The exhibition “EYES WIDE OPEN! 100 YEARS OF LEICA PHOTOGRAPHY” opens at the Haus der Photographie at Hamburg’s Deichtorhallen on October 24. In addition to showing 500 photographs, there are technical exhibits, films and much more to attract photo enthusiasts to the city. German publishing house Kehrer has produced a book in German and English of the same name in conjunction with the exhibition and LFI talked to the curator Hans-Michael Koetzle.
Q: How did the concept for the exhibition come about?
A: First there was the simple fact that Leica celebrates its centenary in 2014. We know that in 1914 – just before World War I – Oskar Barnack conceived the Leica’s main features, defining it as the ‘Lilliput’ camera. Shouldn’t this jubilee year be a grand celebration of Leica history? This was the basic starting point. Of course, we’re not only talking about technological history; however, we’re not ignoring the technical aspects and the exhibition includes cameras as well as early enlargers and projectors. But, for us, the pictures are the main feature: to show what the Leica camera made possible and how it has marked and enriched visual culture over the last century. The key question was: did the Leica, this new, mobile little camera really give rise to a new way of seeing and to a new type of photography? The idea was to prove this theory.
Q: What strategy did you apply in selecting the pieces for the presentation?
A: The first question was who took photos with a Leica? There are names that, up until now, people don’t necessarily associate with Leica. Another criterion was the form and aesthetic quality. We looked for pictures with a recognizable signature that follow a particular approach yet are thematically and stylistically different. Confirming our hopes, this has resulted in a photographic history of Leica with outstanding images that underline the special value of this camera system. The Leica was and is small, handy, discreet, fast, and can take pictures in quick sequence. It was bound to produce another type of image. We want the exhibition to make this clear. Of course, it’s not just about choosing the pictures. You also have to be able to get them for the exhibition. In these times, when auctions – specifically photography ones – are breaking all records, that’s no easy feat. Without the support of collectors such as F.C. Gundlach, Christian Skrein, Andreas Kaufmann and Peter Coeln, it would have been impossible to realize this project of the century.
Q: Did you make any special discoveries?
A: After months securing, digitalizing and sorting the inventory, it is now exhibited at the Leica Camera AG’s company headquarters in Wetzlar. Günter Osterloh and his team did an incredible job. Archives basically means cameras and accessories, magazines, specialized literature, delivery books and historic company records. The delivery books kept since 1925 represent a valuable resource and some of these precious items are part of the exhibition: the very first user’s manual for example.
Q: What parts of the exhibition are particularly important to you?

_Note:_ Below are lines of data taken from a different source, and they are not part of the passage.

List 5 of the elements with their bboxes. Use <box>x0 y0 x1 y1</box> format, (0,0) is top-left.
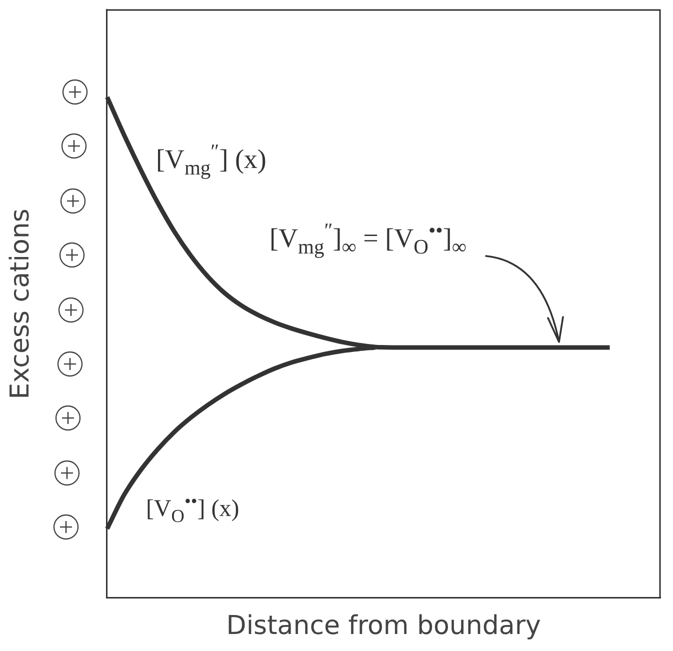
y-axis-title: Excess cations <box>5 208 36 400</box>
x-axis-title: Distance from boundary <box>226 611 541 642</box>
series-label: [V$_{O}$$^{••}$] (x) <box>146 491 240 526</box>
series-label: [V$_{mg}$$^{″}$] (x) <box>156 140 266 180</box>
text: [V$_{mg}$$^{″}$]$_{∞}$ = [V$_{O}$$^{••}$]$_{∞}$ <box>269 220 466 259</box>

A: We deliberately paid attention to photographic cultures that, to date, have been presented and discussed only under exceptional circumstances. What do we know about the Spanish or Portuguese photography of the fifties and sixties? Despite the political restrictions, Leica Clubs did exist in those countries. They were well informed about developments in photography around the world and so were able to link national themes to modern imagery and a unique perspective. I’m thinking of photographers such as Ramón Masats, Ricard Terré and Gerard Castello-Lopes – Leica photographers of the first order who have probably never been exhibited before in this country. British photography from the fifties and sixties: names like John Bulmer and Humphrey Spender will also surprise many. Leica photography, good photography is always about form and emotion, aesthetic daring and curiosity, involvement, being there, interest – in the literal sense. For me, a photographer like Bruce Davidson is a perfect embodiment of these principles. He was a political photographer who, in addition to the message, looks for and successfully applies aesthetic formal challenges. His essay on a New York youth gang is, in my opinion a highpoint of recent media history and once again, taken with a Leica – up close and discrete. Of course, I continue to consider René Burri with “The Germans” and definitely Robert Frank with “The Americans”, as outstanding examples of style-setting photographers.
Thank you for your time, Hans-Michael!